Читать книгу Полое собрание сочинений - Ветас Разносторонний - Страница 14
Сева Даль из Фигася
Брат
ОглавлениеСева, укутавшись в теплый клетчатый плед, сидел в углу комнаты и тихо жалобно скулил. Шёл третий час эмпирического анти-бактериального скуления.
– Да ну тебя… нытик! Вообще больше тебе ничего не скажу. – Сева в тоге, сделанной из тёплого клетчатого пледа, стоял посреди комнаты и смотрел на человека, укутавшегося в тёплый клетчатый плед и сидевшего в углу.
– И вообще, подвинься! Или дай я посижу, а то хитрожопый ты очень! Занял единственный угол в комнате и сидишь скулишь.

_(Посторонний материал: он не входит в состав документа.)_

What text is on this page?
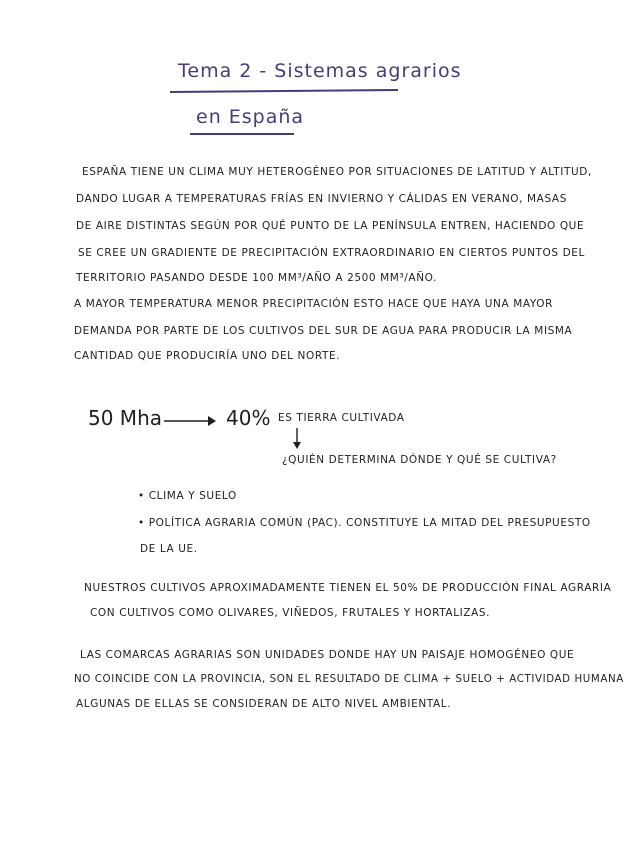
Tema 2 - Sistemas agrarios
en España
ESPAÑA TIENE UN CLIMA MUY HETEROGÉNEO POR SITUACIONES DE LATITUD Y ALTITUD,
DANDO LUGAR A TEMPERATURAS FRÍAS EN INVIERNO Y CÁLIDAS EN VERANO, MASAS
DE AIRE DISTINTAS SEGÚN POR QUÉ PUNTO DE LA PENÍNSULA ENTREN, HACIENDO QUE
SE CREE UN GRADIENTE DE PRECIPITACIÓN EXTRAORDINARIO EN CIERTOS PUNTOS DEL
TERRITORIO PASANDO DESDE 100 MM³/AÑO A 2500 MM³/AÑO.
A MAYOR TEMPERATURA MENOR PRECIPITACIÓN ESTO HACE QUE HAYA UNA MAYOR
DEMANDA POR PARTE DE LOS CULTIVOS DEL SUR DE AGUA PARA PRODUCIR LA MISMA
CANTIDAD QUE PRODUCIRÍA UNO DEL NORTE.
50 Mha	40% ES TIERRA CULTIVADA
¿QUIÉN DETERMINA DÓNDE Y QUÉ SE CULTIVA?
• CLIMA Y SUELO
• POLÍTICA AGRARIA COMÚN (PAC). CONSTITUYE LA MITAD DEL PRESUPUESTO
DE LA UE.
NUESTROS CULTIVOS APROXIMADAMENTE TIENEN EL 50% DE PRODUCCIÓN FINAL AGRARIA
CON CULTIVOS COMO OLIVARES, VIÑEDOS, FRUTALES Y HORTALIZAS.
LAS COMARCAS AGRARIAS SON UNIDADES DONDE HAY UN PAISAJE HOMOGÉNEO QUE
NO COINCIDE CON LA PROVINCIA, SON EL RESULTADO DE CLIMA + SUELO + ACTIVIDAD HUMANA
ALGUNAS DE ELLAS SE CONSIDERAN DE ALTO NIVEL AMBIENTAL.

Он подошел к сидящему человеку, тот встал. Сева присел в угол, а человек отошёл к середине комнаты, остановился и, резко повернувшись, понял, что сидит в углу, а напротив него стоит он сам. То есть Сева. Сева Даль из Фигася.
– Нифига себе! – подумал Сева, а мысль плавно поплыла к центру комнаты и там материализовалась.
– Не-е-ет! Пойди прочь! Никуда я отсюда не сдвинусь. – Он еще больше забился в угол и подвернул плед под себя, чтобы тень от материализовавшейся мысли, ползущая по полу, случайно не пробралась под плед и не укусила его в нижнюю чакру. Или чего пуще – не стала петь негативную мантру под пледом.
– Господин-хозяин, а где бы мне найти попить чего-нибудь? – спросила Матильда Мексикановна, домашняя черепашка Севы, которая всё это время находилась на подоконнике среди кактусов и странных кустов, иногда поливаемых хозяином квартиры.
– Где-где, нигде-негде! Ты себя не контролируешь, животное! Не начинай снова и смотри в оба, ты на посту! – заорал Сева, а потом снова заскулил.
Матильда поняла, что это надолго, втянула лапы и голову в пан-цирь, немного оттолкнулась и камнем рухнула на пол.
– Хряпсь…
– Нет! Только не подходите ближе, злые ненасытные хряпсики! Я буду скулить антибактериально! – Даль укутался в плед с головой и стал скулить пуще прежнего Даля, который стоял перед ним в тоге из тёплого клетчатого пледа и хотел прогнать из самого себя самого его.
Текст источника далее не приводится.